Kieler Nachrichten 11. Juni 2009
Caulius und die Kieler Woche
Früher war bekanntlich alles besser. Dies gilt für den alteingesessenen Kieler erst recht für die Kieler Woche. Aus meinem Besuch aus dem Ruhrpot sprudelt es nur so vor Begeisterung am Abend nach Gang über Kiellinie, Internationaler Markt und Hörn mit Abstecher nach Schilksee. Doch ich wiegele mit ernster Miene ab. Da hätte er mal vor 10 oder besser 15 Jahren hier gewesen sein müssen. Da kamen die Backfisch-Rufe noch nicht vom Band. Es gab noch das RSH-Zelt und überhaupt war die Kiellinie noch eine richtige Spiellinie für Kinder und nicht so eine Fressmeile wie jetzt. Überall nur Kommerz. Und die Preise waren auch viel günstiger.
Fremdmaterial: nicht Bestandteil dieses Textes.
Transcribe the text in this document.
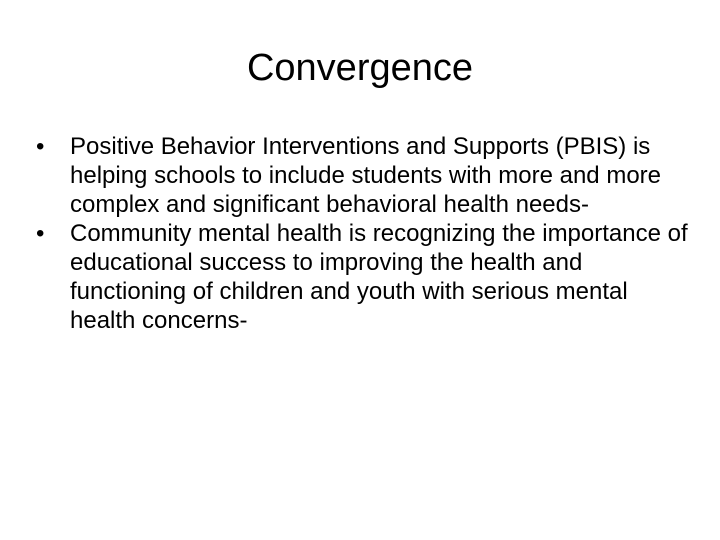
Convergence
•	Positive Behavior Interventions and Supports (PBIS) is helping schools to include students with more and more complex and significant behavioral health needs-
•	Community mental health is recognizing the importance of educational success to improving the health and functioning of children and youth with serious mental health concerns-
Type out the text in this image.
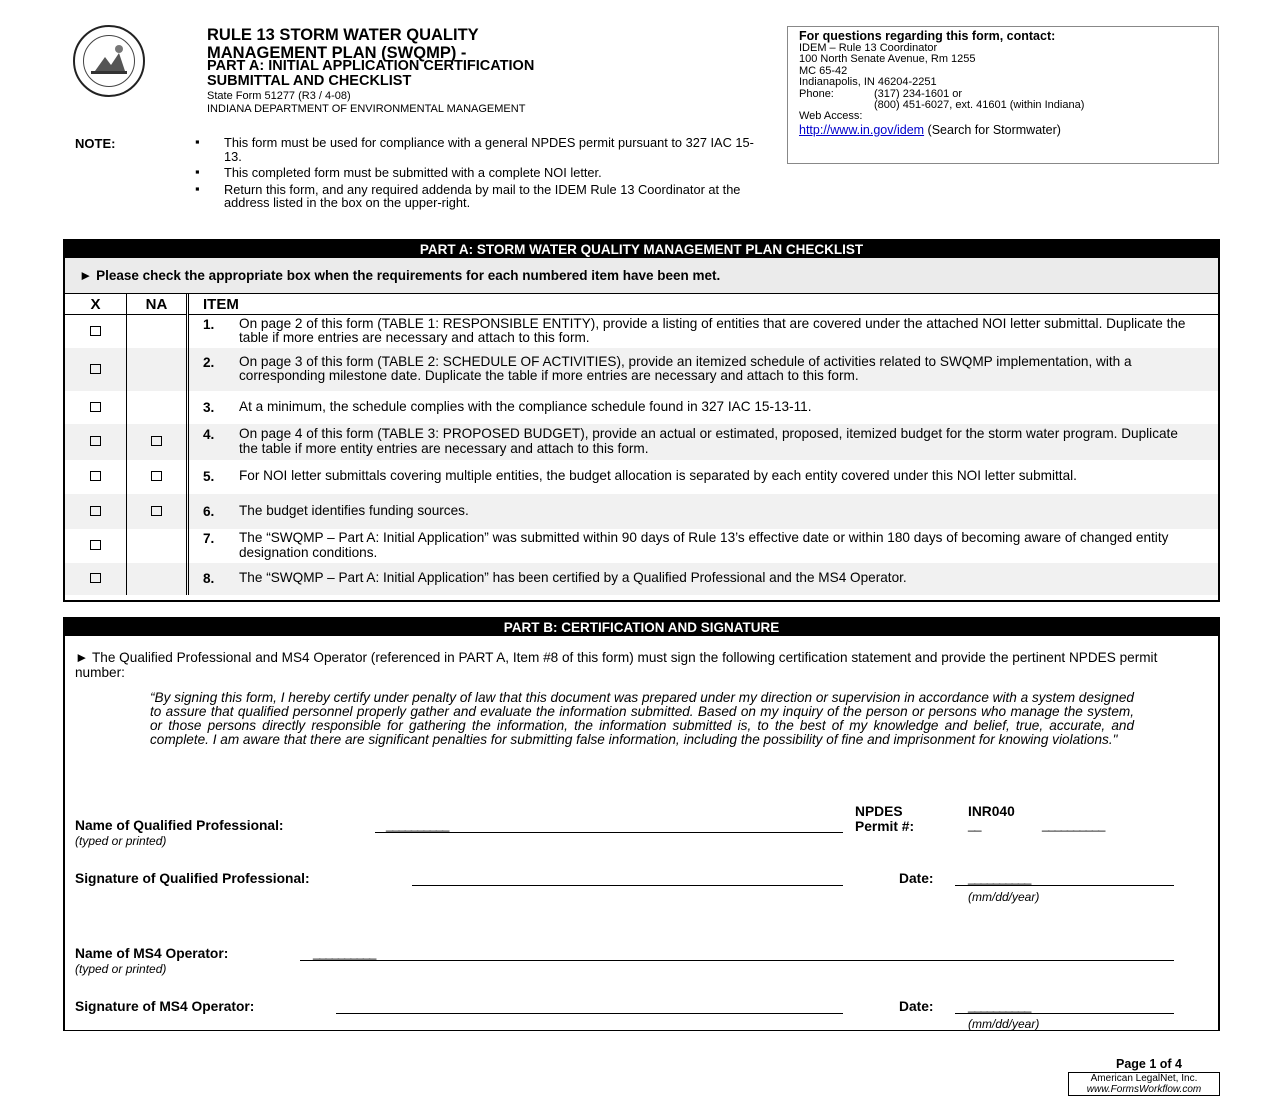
RULE 13 STORM WATER QUALITY
MANAGEMENT PLAN (SWQMP) -
PART A: INITIAL APPLICATION CERTIFICATION
SUBMITTAL AND CHECKLIST
State Form 51277 (R3 / 4-08)
INDIANA DEPARTMENT OF ENVIRONMENTAL MANAGEMENT
For questions regarding this form, contact:
IDEM – Rule 13 Coordinator
100 North Senate Avenue, Rm 1255
MC 65-42
Indianapolis, IN 46204-2251
Phone:	(317) 234-1601 or
(800) 451-6027, ext. 41601 (within Indiana)
Web Access:
http://www.in.gov/idem (Search for Stormwater)
NOTE:	▪ This form must be used for compliance with a general NPDES permit pursuant to 327 IAC 15-13.
▪ This completed form must be submitted with a complete NOI letter.
▪ Return this form, and any required addenda by mail to the IDEM Rule 13 Coordinator at the address listed in the box on the upper-right.
PART A: STORM WATER QUALITY MANAGEMENT PLAN CHECKLIST
► Please check the appropriate box when the requirements for each numbered item have been met.
X	NA	ITEM
		1. On page 2 of this form (TABLE 1: RESPONSIBLE ENTITY), provide a listing of entities that are covered under the attached NOI letter submittal. Duplicate the table if more entries are necessary and attach to this form.
		2. On page 3 of this form (TABLE 2: SCHEDULE OF ACTIVITIES), provide an itemized schedule of activities related to SWQMP implementation, with a corresponding milestone date. Duplicate the table if more entries are necessary and attach to this form.
		3. At a minimum, the schedule complies with the compliance schedule found in 327 IAC 15-13-11.
		4. On page 4 of this form (TABLE 3: PROPOSED BUDGET), provide an actual or estimated, proposed, itemized budget for the storm water program. Duplicate the table if more entity entries are necessary and attach to this form.
		5. For NOI letter submittals covering multiple entities, the budget allocation is separated by each entity covered under this NOI letter submittal.
		6. The budget identifies funding sources.
		7. The “SWQMP – Part A: Initial Application” was submitted within 90 days of Rule 13’s effective date or within 180 days of becoming aware of changed entity designation conditions.
		8. The “SWQMP – Part A: Initial Application” has been certified by a Qualified Professional and the MS4 Operator.
PART B: CERTIFICATION AND SIGNATURE
► The Qualified Professional and MS4 Operator (referenced in PART A, Item #8 of this form) must sign the following certification statement and provide the pertinent NPDES permit number:
“By signing this form, I hereby certify under penalty of law that this document was prepared under my direction or supervision in accordance with a system designed to assure that qualified personnel properly gather and evaluate the information submitted. Based on my inquiry of the person or persons who manage the system, or those persons directly responsible for gathering the information, the information submitted is, to the best of my knowledge and belief, true, accurate, and complete. I am aware that there are significant penalties for submitting false information, including the possibility of fine and imprisonment for knowing violations."
Name of Qualified Professional:
(typed or printed)
__________
NPDES
Permit #:
INR040
__	__________
Signature of Qualified Professional:	Date:	__________
(mm/dd/year)
Name of MS4 Operator:
(typed or printed)
__________
Signature of MS4 Operator:	Date:	__________
(mm/dd/year)
Page 1 of 4
American LegalNet, Inc.
www.FormsWorkflow.com
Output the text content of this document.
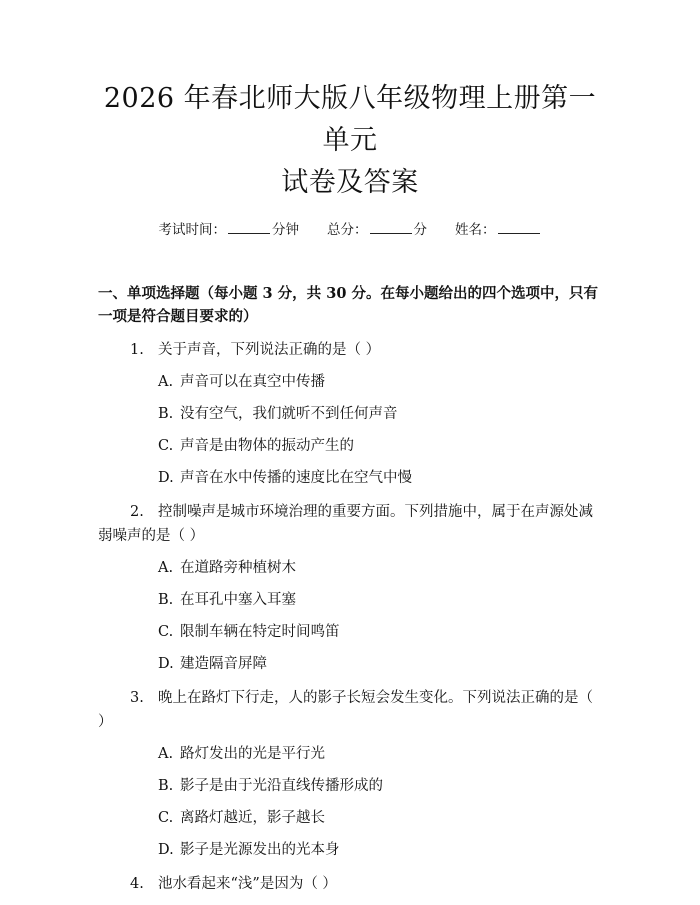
2026 年春北师大版八年级物理上册第一单元
试卷及答案
考试时间：	分钟 总分：	分 姓名：
一、单项选择题（每小题 3 分，共 30 分。在每小题给出的四个选项中，只有一项是符合题目要求的）
1. 关于声音，下列说法正确的是（ ）
A. 声音可以在真空中传播
B. 没有空气，我们就听不到任何声音
C. 声音是由物体的振动产生的
D. 声音在水中传播的速度比在空气中慢
2. 控制噪声是城市环境治理的重要方面。下列措施中，属于在声源处减弱噪声的是（ ）
A. 在道路旁种植树木
B. 在耳孔中塞入耳塞
C. 限制车辆在特定时间鸣笛
D. 建造隔音屏障
3. 晚上在路灯下行走，人的影子长短会发生变化。下列说法正确的是（ ）
A. 路灯发出的光是平行光
B. 影子是由于光沿直线传播形成的
C. 离路灯越近，影子越长
D. 影子是光源发出的光本身
4. 池水看起来“浅”是因为（ ）
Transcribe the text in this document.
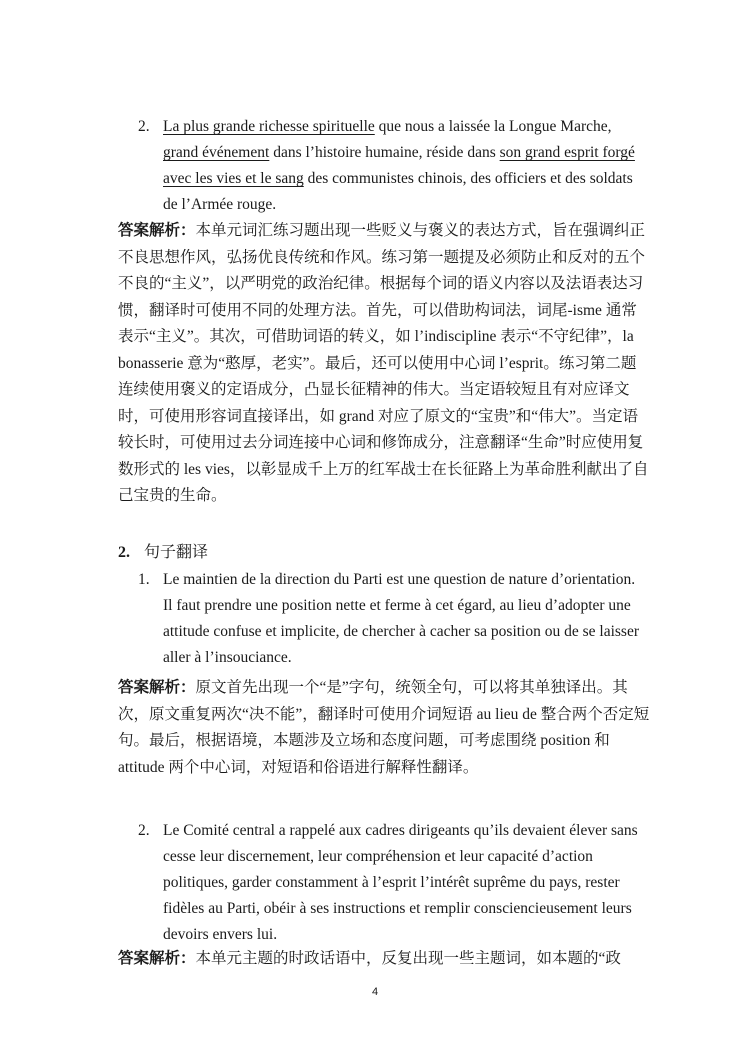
2. La plus grande richesse spirituelle que nous a laissée la Longue Marche, grand événement dans l’histoire humaine, réside dans son grand esprit forgé avec les vies et le sang des communistes chinois, des officiers et des soldats de l’Armée rouge.
答案解析：本单元词汇练习题出现一些贬义与褒义的表达方式，旨在强调纠正不良思想作风，弘扬优良传统和作风。练习第一题提及必须防止和反对的五个不良的“主义”，以严明党的政治纪律。根据每个词的语义内容以及法语表达习惯，翻译时可使用不同的处理方法。首先，可以借助构词法，词尾-isme 通常表示“主义”。其次，可借助词语的转义，如 l’indiscipline 表示“不守纪律”，la bonasserie 意为“憨厚，老实”。最后，还可以使用中心词 l’esprit。练习第二题连续使用褒义的定语成分，凸显长征精神的伟大。当定语较短且有对应译文时，可使用形容词直接译出，如 grand 对应了原文的“宝贵”和“伟大”。当定语较长时，可使用过去分词连接中心词和修饰成分，注意翻译“生命”时应使用复数形式的 les vies，以彰显成千上万的红军战士在长征路上为革命胜利献出了自己宝贵的生命。
2. 句子翻译
1. Le maintien de la direction du Parti est une question de nature d’orientation. Il faut prendre une position nette et ferme à cet égard, au lieu d’adopter une attitude confuse et implicite, de chercher à cacher sa position ou de se laisser aller à l’insouciance.
答案解析：原文首先出现一个“是”字句，统领全句，可以将其单独译出。其次，原文重复两次“决不能”，翻译时可使用介词短语 au lieu de 整合两个否定短句。最后，根据语境，本题涉及立场和态度问题，可考虑围绕 position 和 attitude 两个中心词，对短语和俗语进行解释性翻译。
2. Le Comité central a rappelé aux cadres dirigeants qu’ils devaient élever sans cesse leur discernement, leur compréhension et leur capacité d’action politiques, garder constamment à l’esprit l’intérêt suprême du pays, rester fidèles au Parti, obéir à ses instructions et remplir consciencieusement leurs devoirs envers lui.
答案解析：本单元主题的时政话语中，反复出现一些主题词，如本题的“政
4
Mein Freund sah mich mit traurigen Augen an, seinen Fehler in der Einschätzung dieses größten Volksfestes Nordeuropas sofort eingestehend. Er nahm mich in den Arm, als wollte er mich trösten in Anbetracht dieses großen Verlustes, den wir Kieler mit den Jahren erfahren mussten. Hemmungslos ließen wir unseren Gefühlen freien Lauf, erste Tränen flossen.
Eigentlich nur zur Beruhigung der Lage erklärte ich schluchzend, dass natürlich auch nicht alles schlechter geworden sei. Die Kinder hätten jetzt schließlich die ganze Krusenkoppel für sich allein und müssten sich nicht mehr über zerbrochene Bierflaschen ärgern. Dass jetzt die Hörn in das Festprogramm einbezogen sei, hätte mit den vielen Traditionsseglern und den kurzen Wegen über Hörnbrücke und Hörncampus auch seinen Reiz. Sogar der Bootshafen habe sich dank Umbau und Sponsoring mit Bühne und Opti-Segeln zu einer netten Örtlichkeit zum Verweilen gewandelt. Und dann erst die Heißluftballons auf dem Nordmarksportfeld mit ihrem nahezu allabendlichen Night-Glow. Romatik pur und ein echtes Highlight für lau.
Unsere Tränen trockneten schnell, je heißblütiger ich von der aktuellen Kieler Woche vorschwärmte. Ich ließ mich sogar zu der Behauptung hinreißen, dass die Preise vielleicht doch nicht so stark gestiegen seien und Schwenkgrills sowie Crêpe-Stände schon immer am Wegesrand gestanden hätten. Das gehöre schließlich dazu. Man hat ja auch mal Hunger. Sogar das Musikzelt sei jetzt wieder da. Überhaupt sei die Kieler Woche doch eine Segelveranstaltung und daran habe sich so rein gar nichts geändert. Man müsse nur mal auf das Wasser schauen.
Ich wurde regelrecht wütend. Was meinem Freund „aus dem Pott“ überhaupt einfiele. Solle er mir doch auch nur eine einzige Veranstaltung bei denen nennen, wo mitten in der Stadt kostenlos international bekannte Bands auf mehreren Bühnen besucht werden können. Von wegen Rock am Ring, im Park oder vor der Würstchenbude. Das hier ist Rock, Jazz, Klassik und Schlager am Meer. Und dass hier zur Kieler Woche auch mal Regen fällt, das ist kein schlechtes Wetter, das ist Tradition. Genau!
Solche Gäste hat Caulius gern. Sich bei einem in der tollsten Woche des Jahres einquartieren, Tage voller kulinarischer, sportlicher, musikalischer, klimatischer und romatischer Höhepunkte genießen und dann auch noch meckern. Soll er doch nächstes Jahr zum Oktoberfest fahren. Da gibt es auch Schwenkgrills. Nur soll er dann bitte nicht im nächsten Jahr angekrochen kommen, wenn das einzige Schiff dort die Schiffsschaukel auf der Theresienwiese gewesen ist. Was erwarten die Leute denn?